Author : David Henson
The module thuds onto the planet’s surface.
Commander Stevens adjusts the stabilizers. “No prize for that one.”
Lieutenant Johnson cuts the engines. “You always think you can do better.”
“Do you have to take everything I say personally?”
The com crackles. “Conquistador to Black Sparrow: Are you on the surface?”
Commander Stevens sits up straight. “Confirmed, Captain Ove. Sorry, Sir. I should’ve checked in immediately upon landing. We had a … momentary distraction.”
“I can imagine,” the Captain says. “Now get with it. We need your eyes-on to verify the planetary scan.”
“Yes, Sir, ASAP. Stevens out.” The commander turns toward the lieutenant. “Atmospheric conditions report.”
Johnson studies the blinking panel in front of him for a moment. “Benign. We don’t need suits.”
“Protocol requires them.”
“Then why ask me for the report? I know … ‘Protocol requires it.’ Do you always have to be so by-the-book?”
“There’s a time and place for improvising, Frederic.” Stevens opens a door in the side of the module. “Here.” She hands a small square of silver-colored material to the lieutenant.
“Whatever.” Frederic snatches the packet and pushes and holds a button on the material. It unfolds several times to form a protective suit. He slips it on, then pulls a cord at the collar. A helmet inflates around his head.
Commander Stevens activates her suit and helmet as well. “Com check.”
“Loud and clear. I suppose we have to wear oxygen tanks, too?”
“No, filtration is adequate,” Stevens says.
“Will wonders never cease?”
Stevens rubs her hands down her thighs, smoothing the crinkles in her suit. “Frederic, what’s your problem?”
“You started it, Victoria, with that crack about my landing.”
“No, you started it earlier when — ”
“Oh, never mind. Activating airlock. Protocol.”
The planet’s skies are blue and clear, the lawns lush and green; tidy houses line the streets. “Reminds me so much of home,” Frederic says.
“Except for the quiet.” Victoria puts her hand on her husband’s shoulder. “We’ve been out a long time. I think that’s why we’ve been at each other’s throats lately.”
“Probably.” Frederic presses his helmet gently to his wife’s, then turns and watches a light breeze trickle through the leaves of a nearby tree. “Too bad about the birds and other wildlife.”
“Replenishment will take time, but the arks are right behind the colonists,” Victoria says.
“I know. But if our neutronic lasers can vaporize all animal life without hurting anything else, why can’t we refine the technology so just humanoids are affected?”

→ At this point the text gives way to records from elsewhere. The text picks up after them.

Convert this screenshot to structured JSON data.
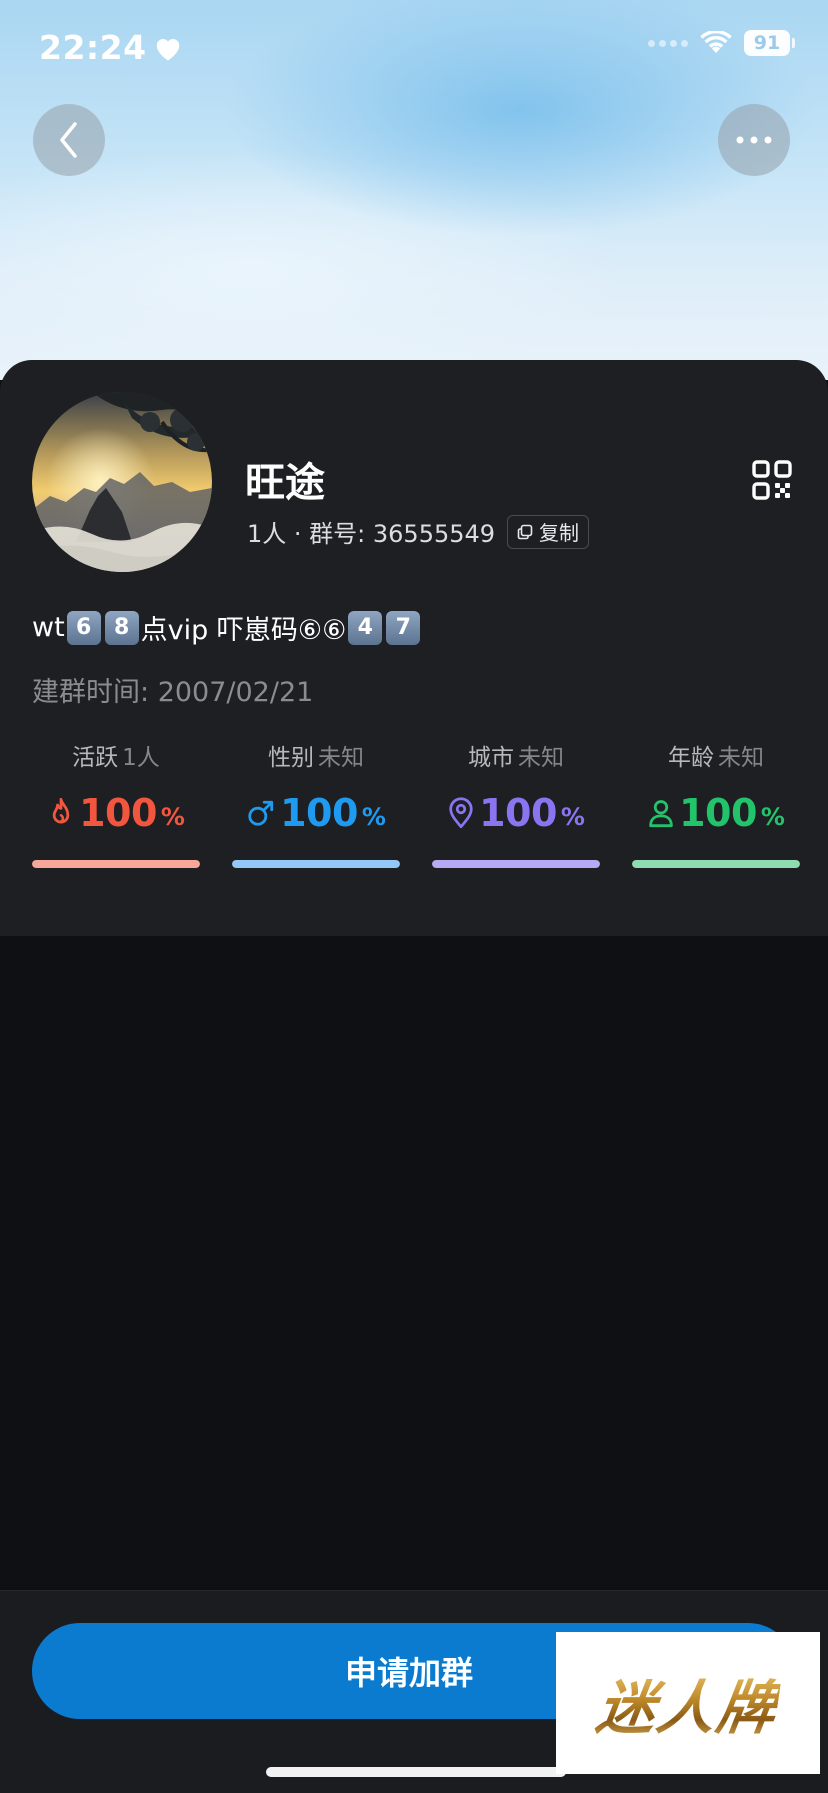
{
  "status_bar": {
    "time": "22:24",
    "battery": "91",
    "icons": [
      "heart-icon",
      "cellular-signal-icon",
      "wifi-icon",
      "battery-icon"
    ]
  },
  "nav": {
    "back_icon": "chevron-left-icon",
    "more_icon": "more-horizontal-icon"
  },
  "group": {
    "name": "旺途",
    "members": "1人",
    "separator": " · ",
    "id_label": "群号: ",
    "id": "36555549",
    "copy_label": "复制",
    "description": {
      "prefix": "wt",
      "keycaps_a": [
        "6",
        "8"
      ],
      "middle": "点vip 吓崽码⑥⑥",
      "keycaps_b": [
        "4",
        "7"
      ]
    },
    "created_label": "建群时间: ",
    "created_date": "2007/02/21"
  },
  "stats": [
    {
      "label": "活跃",
      "value": "1人",
      "number": "100",
      "unit": "%",
      "fill": 1.0,
      "icon": "flame-icon",
      "color": "#f2563f",
      "bar_color": "#f7a79a"
    },
    {
      "label": "性别",
      "value": "未知",
      "number": "100",
      "unit": "%",
      "fill": 1.0,
      "icon": "male-icon",
      "color": "#1e9bf0",
      "bar_color": "#93c8f8"
    },
    {
      "label": "城市",
      "value": "未知",
      "number": "100",
      "unit": "%",
      "fill": 1.0,
      "icon": "location-pin-icon",
      "color": "#8b74f0",
      "bar_color": "#b8a9f5"
    },
    {
      "label": "年龄",
      "value": "未知",
      "number": "100",
      "unit": "%",
      "fill": 1.0,
      "icon": "person-icon",
      "color": "#22c36a",
      "bar_color": "#8fdcb0"
    }
  ],
  "actions": {
    "join_label": "申请加群"
  },
  "watermark": {
    "text": "迷人牌"
  },
  "colors": {
    "card_bg": "#1e1f22",
    "page_bg": "#0f1013",
    "primary_button": "#0b7bd0"
  }
}
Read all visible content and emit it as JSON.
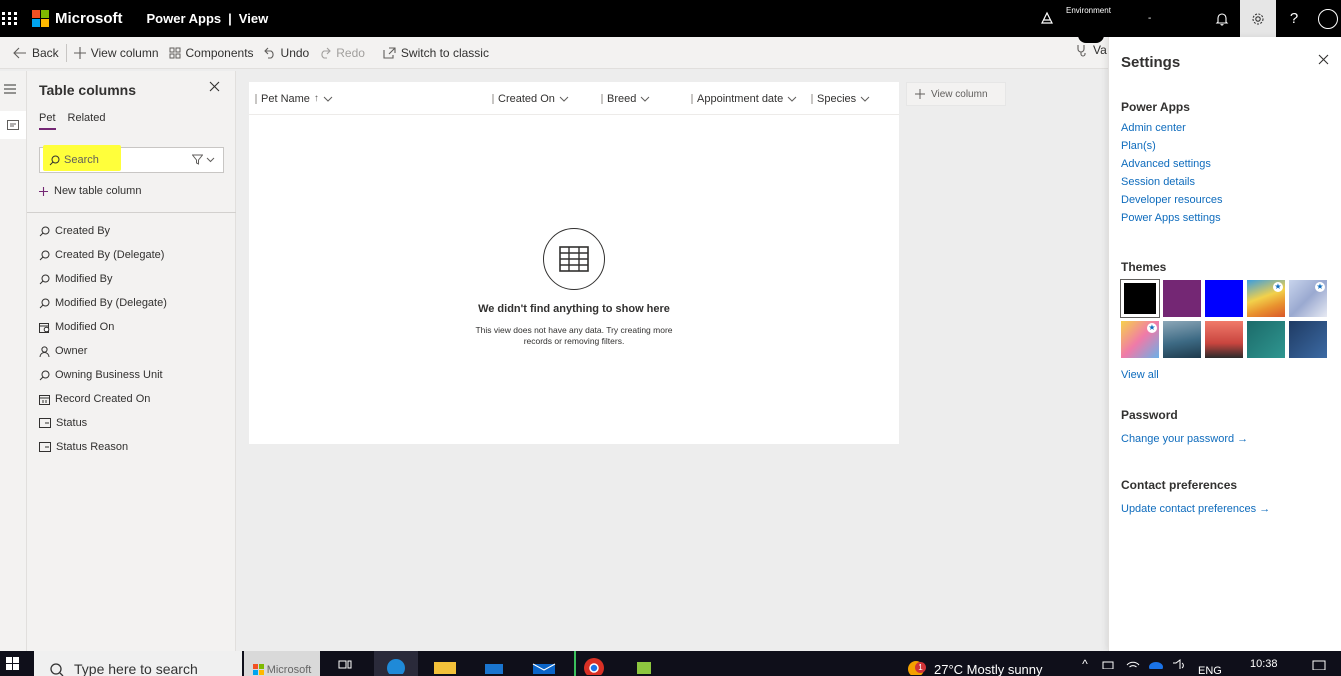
{
  "topbar": {
    "brand": "Microsoft",
    "app_name": "Power Apps",
    "separator": "|",
    "view_name": "View",
    "environment_label": "Environment",
    "environment_value": "-",
    "icons": [
      "waffle-icon",
      "environment-icon",
      "bell-icon",
      "gear-icon",
      "help-icon",
      "avatar"
    ]
  },
  "commands": {
    "back": "Back",
    "view_column": "View column",
    "components": "Components",
    "undo": "Undo",
    "redo": "Redo",
    "switch_classic": "Switch to classic",
    "validate_partial": "Va"
  },
  "panel": {
    "title": "Table columns",
    "tabs": [
      {
        "label": "Pet",
        "active": true
      },
      {
        "label": "Related",
        "active": false
      }
    ],
    "search_placeholder": "Search",
    "new_column": "New table column",
    "columns": [
      {
        "label": "Created By",
        "icon": "lookup-icon"
      },
      {
        "label": "Created By (Delegate)",
        "icon": "lookup-icon"
      },
      {
        "label": "Modified By",
        "icon": "lookup-icon"
      },
      {
        "label": "Modified By (Delegate)",
        "icon": "lookup-icon"
      },
      {
        "label": "Modified On",
        "icon": "calendar-clock-icon"
      },
      {
        "label": "Owner",
        "icon": "person-icon"
      },
      {
        "label": "Owning Business Unit",
        "icon": "lookup-icon"
      },
      {
        "label": "Record Created On",
        "icon": "calendar-icon"
      },
      {
        "label": "Status",
        "icon": "choice-icon"
      },
      {
        "label": "Status Reason",
        "icon": "choice-icon"
      }
    ]
  },
  "grid": {
    "headers": [
      {
        "label": "Pet Name",
        "sorted": "asc"
      },
      {
        "label": "Created On"
      },
      {
        "label": "Breed"
      },
      {
        "label": "Appointment date"
      },
      {
        "label": "Species"
      }
    ],
    "add_column": "View column",
    "empty_title": "We didn't find anything to show here",
    "empty_subtitle": "This view does not have any data. Try creating more records or removing filters."
  },
  "settings": {
    "title": "Settings",
    "power_apps_heading": "Power Apps",
    "links": [
      "Admin center",
      "Plan(s)",
      "Advanced settings",
      "Session details",
      "Developer resources",
      "Power Apps settings"
    ],
    "themes_heading": "Themes",
    "themes": [
      {
        "name": "black",
        "color": "#000000",
        "selected": true,
        "star": false
      },
      {
        "name": "purple",
        "color": "#742774",
        "selected": false,
        "star": false
      },
      {
        "name": "blue",
        "color": "#0000ff",
        "selected": false,
        "star": false
      },
      {
        "name": "rainbow",
        "color": "#e8b33a",
        "selected": false,
        "star": true
      },
      {
        "name": "pastel",
        "color": "#a9b9d8",
        "selected": false,
        "star": true
      },
      {
        "name": "unicorn",
        "color": "#f07aa8",
        "selected": false,
        "star": true
      },
      {
        "name": "mountain",
        "color": "#3d6a84",
        "selected": false,
        "star": false
      },
      {
        "name": "palm",
        "color": "#d9584e",
        "selected": false,
        "star": false
      },
      {
        "name": "circuit-teal",
        "color": "#1c6b6a",
        "selected": false,
        "star": false
      },
      {
        "name": "circuit-blue",
        "color": "#2c4f7c",
        "selected": false,
        "star": false
      }
    ],
    "view_all": "View all",
    "password_heading": "Password",
    "change_password": "Change your password →",
    "contact_heading": "Contact preferences",
    "update_contact": "Update contact preferences →"
  },
  "taskbar": {
    "search_placeholder": "Type here to search",
    "pinned_label": "Microsoft",
    "weather": "27°C  Mostly sunny",
    "badge": "1",
    "language": "ENG",
    "time": "10:38"
  },
  "colors": {
    "accent": "#742774",
    "link": "#0f6cbd",
    "highlight": "#ffff3b"
  }
}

“That’s above our pay grade, Honey.”
“Lieutenant Honey,” Frederic says, grinning at his wife. He checks his locator then points. “One hundred meters this way is where we told them our delegation would arrive.”
The two walk up the street. There’s a speakers’ platform, grandstands, and what appears to be a parade route with banners and placards.
Victoria turns over a sign with her foot: “Welcome To Our New Friends The Irthlings.” She toes another and chuckles: “We Love Irth.”
“You ever feel guilty?” Frederic says, imagining the excitement the planet’s inhabitants must have been feeling right before they were vaporized.
“A little maybe,” Victoria says. “But it’s so much more efficient to find a Goldilocks and clear it than terraform a planet from scratch.”
“I guess you’re right.” Frederic takes his wife’s gloved hand in his. “Besides, we’ve been deploying this tactic throughout the sector. It’s their own fault for not doing their homework before accepting to be Sister Planets with another world.”
“Let’s get back,” Victoria says. “I’ll confirm to the captain this place is a Go.”